I was surprised to find an article in a Seventh-Day Adventist journal praising Baruch Spinoza. Adventists tend toward literal interpretations of scripture — their very name concerns the literal interpretation of the Sabbath — and Spinoza’s view of religion is high metaphorical. In some ways, it is hardly compatible with a traditional understanding of God, whether Christian, Jewish, or Islamic.

This particular article relates specifically to Spinoza’s interpretation of freedom. The author cites the Peace of Westphalia as a major step in religious freedom, but goes on to say that “the 1648 Peace of Westphalia attempted to state that freedom is only truly defensible if it is for everyone, not only for those who belong to a particular group or tribe.” This is ironic, since Westphalia only guaranteed full religious freedom for specific Christian groups (Catholics and Lutheran or Calvinist Protestants). Other forms of Christianity, let alone non-Christian religions, had no protections other than freedom of conscience. Adventists would have been very disappointed with the Peace of Westhpalia.

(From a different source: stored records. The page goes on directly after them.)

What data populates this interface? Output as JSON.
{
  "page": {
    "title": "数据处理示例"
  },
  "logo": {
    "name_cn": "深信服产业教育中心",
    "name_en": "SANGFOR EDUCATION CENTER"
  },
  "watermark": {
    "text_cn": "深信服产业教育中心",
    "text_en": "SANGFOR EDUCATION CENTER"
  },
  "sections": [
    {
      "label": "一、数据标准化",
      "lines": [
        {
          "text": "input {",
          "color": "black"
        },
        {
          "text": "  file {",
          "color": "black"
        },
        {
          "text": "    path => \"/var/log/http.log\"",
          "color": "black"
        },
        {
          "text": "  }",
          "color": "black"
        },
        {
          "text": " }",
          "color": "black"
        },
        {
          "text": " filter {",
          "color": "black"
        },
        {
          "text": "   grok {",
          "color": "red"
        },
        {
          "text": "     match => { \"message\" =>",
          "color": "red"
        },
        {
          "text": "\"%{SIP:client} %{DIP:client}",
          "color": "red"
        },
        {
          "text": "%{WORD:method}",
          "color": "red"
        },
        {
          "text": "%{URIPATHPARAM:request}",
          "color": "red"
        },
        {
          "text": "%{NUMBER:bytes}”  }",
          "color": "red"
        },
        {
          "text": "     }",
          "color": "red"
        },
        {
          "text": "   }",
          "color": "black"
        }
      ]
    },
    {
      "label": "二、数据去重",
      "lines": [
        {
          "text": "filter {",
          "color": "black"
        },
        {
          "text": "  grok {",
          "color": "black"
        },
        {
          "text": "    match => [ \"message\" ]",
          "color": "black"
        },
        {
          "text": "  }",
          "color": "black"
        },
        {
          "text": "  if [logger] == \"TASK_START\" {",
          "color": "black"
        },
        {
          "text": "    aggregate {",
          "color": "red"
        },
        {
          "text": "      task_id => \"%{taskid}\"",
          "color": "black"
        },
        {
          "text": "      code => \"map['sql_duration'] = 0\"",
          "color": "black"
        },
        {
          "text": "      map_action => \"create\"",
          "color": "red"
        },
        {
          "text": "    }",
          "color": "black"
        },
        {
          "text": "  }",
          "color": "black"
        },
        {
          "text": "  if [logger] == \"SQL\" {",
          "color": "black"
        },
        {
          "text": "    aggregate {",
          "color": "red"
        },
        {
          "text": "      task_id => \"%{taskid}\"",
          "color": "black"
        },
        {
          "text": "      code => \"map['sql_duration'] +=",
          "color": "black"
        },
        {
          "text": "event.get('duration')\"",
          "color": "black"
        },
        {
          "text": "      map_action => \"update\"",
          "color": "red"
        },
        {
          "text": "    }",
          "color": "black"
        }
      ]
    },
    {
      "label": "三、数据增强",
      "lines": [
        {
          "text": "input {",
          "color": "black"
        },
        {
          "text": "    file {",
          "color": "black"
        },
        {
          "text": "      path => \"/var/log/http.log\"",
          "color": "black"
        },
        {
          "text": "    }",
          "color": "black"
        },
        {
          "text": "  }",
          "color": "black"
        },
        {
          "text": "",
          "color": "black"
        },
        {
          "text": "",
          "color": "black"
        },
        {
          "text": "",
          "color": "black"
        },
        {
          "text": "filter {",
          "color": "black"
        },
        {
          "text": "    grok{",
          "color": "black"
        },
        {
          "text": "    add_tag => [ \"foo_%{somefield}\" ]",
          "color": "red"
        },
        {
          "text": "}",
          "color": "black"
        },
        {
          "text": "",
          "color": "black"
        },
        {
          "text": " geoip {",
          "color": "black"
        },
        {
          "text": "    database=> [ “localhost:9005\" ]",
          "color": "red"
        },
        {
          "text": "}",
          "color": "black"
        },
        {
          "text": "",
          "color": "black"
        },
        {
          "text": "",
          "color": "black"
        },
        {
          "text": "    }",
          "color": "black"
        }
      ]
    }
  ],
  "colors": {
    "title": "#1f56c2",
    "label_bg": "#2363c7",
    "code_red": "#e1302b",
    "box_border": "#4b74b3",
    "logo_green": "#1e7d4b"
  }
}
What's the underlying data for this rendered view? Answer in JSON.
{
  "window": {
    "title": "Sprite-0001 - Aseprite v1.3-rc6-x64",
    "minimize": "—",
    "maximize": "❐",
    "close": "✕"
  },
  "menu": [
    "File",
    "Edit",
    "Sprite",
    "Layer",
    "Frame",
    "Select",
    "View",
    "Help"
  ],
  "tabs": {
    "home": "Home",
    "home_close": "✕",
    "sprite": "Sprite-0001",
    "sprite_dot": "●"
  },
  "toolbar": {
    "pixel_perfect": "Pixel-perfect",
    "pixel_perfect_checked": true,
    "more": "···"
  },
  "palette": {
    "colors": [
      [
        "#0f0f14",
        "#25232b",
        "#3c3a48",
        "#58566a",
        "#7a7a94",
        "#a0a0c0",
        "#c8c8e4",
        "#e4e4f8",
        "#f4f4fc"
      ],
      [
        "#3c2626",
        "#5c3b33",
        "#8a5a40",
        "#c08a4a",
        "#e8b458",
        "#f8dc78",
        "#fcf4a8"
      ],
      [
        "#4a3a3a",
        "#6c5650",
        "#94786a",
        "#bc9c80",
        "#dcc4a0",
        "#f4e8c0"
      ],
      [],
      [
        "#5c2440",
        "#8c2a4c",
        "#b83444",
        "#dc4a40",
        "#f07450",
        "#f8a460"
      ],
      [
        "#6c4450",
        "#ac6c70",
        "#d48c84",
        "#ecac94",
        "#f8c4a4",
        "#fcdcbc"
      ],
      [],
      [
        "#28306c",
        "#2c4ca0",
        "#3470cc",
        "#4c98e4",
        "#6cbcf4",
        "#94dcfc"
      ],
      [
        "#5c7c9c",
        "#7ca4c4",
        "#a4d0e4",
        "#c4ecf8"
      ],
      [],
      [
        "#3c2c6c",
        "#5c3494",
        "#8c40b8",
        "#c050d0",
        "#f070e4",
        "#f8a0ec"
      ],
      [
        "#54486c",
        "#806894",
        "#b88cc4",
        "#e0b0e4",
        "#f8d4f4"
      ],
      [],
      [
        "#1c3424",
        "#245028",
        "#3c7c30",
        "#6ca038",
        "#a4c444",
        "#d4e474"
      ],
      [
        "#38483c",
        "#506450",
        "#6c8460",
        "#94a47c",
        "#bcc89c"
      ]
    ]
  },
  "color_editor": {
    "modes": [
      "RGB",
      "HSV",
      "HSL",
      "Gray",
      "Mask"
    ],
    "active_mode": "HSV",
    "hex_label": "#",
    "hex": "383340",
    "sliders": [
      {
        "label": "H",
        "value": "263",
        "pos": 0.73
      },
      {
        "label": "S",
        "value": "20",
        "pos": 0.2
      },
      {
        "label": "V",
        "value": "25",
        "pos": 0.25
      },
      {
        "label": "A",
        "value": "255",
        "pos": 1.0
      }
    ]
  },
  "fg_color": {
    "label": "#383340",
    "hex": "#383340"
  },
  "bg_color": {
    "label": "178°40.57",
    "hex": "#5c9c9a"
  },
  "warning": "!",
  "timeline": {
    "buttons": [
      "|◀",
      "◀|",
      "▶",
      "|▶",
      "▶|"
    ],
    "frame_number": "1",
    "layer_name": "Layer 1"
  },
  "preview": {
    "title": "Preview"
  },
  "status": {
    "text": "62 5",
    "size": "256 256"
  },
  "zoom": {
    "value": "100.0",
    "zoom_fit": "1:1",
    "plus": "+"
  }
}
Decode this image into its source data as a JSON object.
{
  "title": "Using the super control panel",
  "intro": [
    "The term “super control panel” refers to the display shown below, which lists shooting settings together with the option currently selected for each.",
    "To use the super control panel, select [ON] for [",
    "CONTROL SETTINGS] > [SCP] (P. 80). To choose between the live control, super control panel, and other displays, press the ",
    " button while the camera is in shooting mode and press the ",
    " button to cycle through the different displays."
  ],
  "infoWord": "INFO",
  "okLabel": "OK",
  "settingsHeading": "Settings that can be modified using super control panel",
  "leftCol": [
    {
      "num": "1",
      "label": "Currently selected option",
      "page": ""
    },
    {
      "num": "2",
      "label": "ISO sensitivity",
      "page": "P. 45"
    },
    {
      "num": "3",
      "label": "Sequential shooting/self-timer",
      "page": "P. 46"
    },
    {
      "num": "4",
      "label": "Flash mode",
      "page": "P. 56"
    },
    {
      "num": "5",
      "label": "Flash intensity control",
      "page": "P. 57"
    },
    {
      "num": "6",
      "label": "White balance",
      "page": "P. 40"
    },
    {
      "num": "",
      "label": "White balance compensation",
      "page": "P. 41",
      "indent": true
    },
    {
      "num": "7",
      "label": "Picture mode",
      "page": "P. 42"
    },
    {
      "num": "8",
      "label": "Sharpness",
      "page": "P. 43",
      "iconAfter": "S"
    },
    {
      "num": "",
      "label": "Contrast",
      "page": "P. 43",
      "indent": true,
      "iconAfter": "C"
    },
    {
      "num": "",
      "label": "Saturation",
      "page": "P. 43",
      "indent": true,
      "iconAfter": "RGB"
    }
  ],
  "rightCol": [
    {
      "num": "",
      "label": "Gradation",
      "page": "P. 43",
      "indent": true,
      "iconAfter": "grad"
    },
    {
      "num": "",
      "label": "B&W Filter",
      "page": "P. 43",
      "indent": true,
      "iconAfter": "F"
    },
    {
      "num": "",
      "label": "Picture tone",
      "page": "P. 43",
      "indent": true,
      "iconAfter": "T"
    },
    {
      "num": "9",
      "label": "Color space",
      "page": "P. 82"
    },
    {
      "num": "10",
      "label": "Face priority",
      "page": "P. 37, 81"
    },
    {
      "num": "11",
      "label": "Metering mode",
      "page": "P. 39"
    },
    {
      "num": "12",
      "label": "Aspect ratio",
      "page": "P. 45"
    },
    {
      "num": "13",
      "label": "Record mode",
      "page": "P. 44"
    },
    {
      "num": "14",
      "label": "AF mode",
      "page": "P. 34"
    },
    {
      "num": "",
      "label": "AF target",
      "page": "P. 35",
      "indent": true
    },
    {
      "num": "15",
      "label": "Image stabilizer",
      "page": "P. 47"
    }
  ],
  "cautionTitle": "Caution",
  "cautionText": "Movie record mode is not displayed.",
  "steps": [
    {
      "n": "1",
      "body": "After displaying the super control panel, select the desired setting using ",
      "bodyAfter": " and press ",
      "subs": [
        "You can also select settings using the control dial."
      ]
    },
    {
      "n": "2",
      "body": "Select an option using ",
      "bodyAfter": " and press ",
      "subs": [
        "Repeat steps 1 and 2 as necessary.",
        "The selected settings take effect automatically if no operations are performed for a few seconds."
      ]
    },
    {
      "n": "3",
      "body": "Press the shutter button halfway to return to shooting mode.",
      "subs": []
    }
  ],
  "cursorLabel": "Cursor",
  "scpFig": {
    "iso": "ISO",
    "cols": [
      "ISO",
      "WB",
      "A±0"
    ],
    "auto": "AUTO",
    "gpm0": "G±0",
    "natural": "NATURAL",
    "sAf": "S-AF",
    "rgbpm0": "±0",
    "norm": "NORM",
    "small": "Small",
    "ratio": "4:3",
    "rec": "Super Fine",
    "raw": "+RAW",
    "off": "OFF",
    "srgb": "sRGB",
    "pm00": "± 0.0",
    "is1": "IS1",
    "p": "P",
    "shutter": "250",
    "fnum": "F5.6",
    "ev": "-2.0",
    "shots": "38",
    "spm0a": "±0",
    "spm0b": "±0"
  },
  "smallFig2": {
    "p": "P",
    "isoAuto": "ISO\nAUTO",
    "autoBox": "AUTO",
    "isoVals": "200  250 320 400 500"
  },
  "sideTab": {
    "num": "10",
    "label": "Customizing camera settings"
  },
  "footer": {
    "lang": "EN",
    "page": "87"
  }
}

The article makes some brief references to Spinoza’s ethics, which, the author acknowledges, are based on self-preservation. I find Spinozan ethics as tenuously related to actual ethics as his religion is related to actual religion. For him, self-interest is so primary that there is essentially no higher law governing human behaviour. “Everyone has by nature a right to act deceitfully, and to break his compacts,” Spinoza wrote; and “no one enters into an engagement, or is bound to stand by his compacts unless there be a hope of some accruing good.” If there is no obligation to honour an agreement except insofar as one can profit by it, then everyone is justified in doing whatever he thinks is best for himself. I have a hard time seeing how this constitutes an ethical framework, except in the purely negative sense.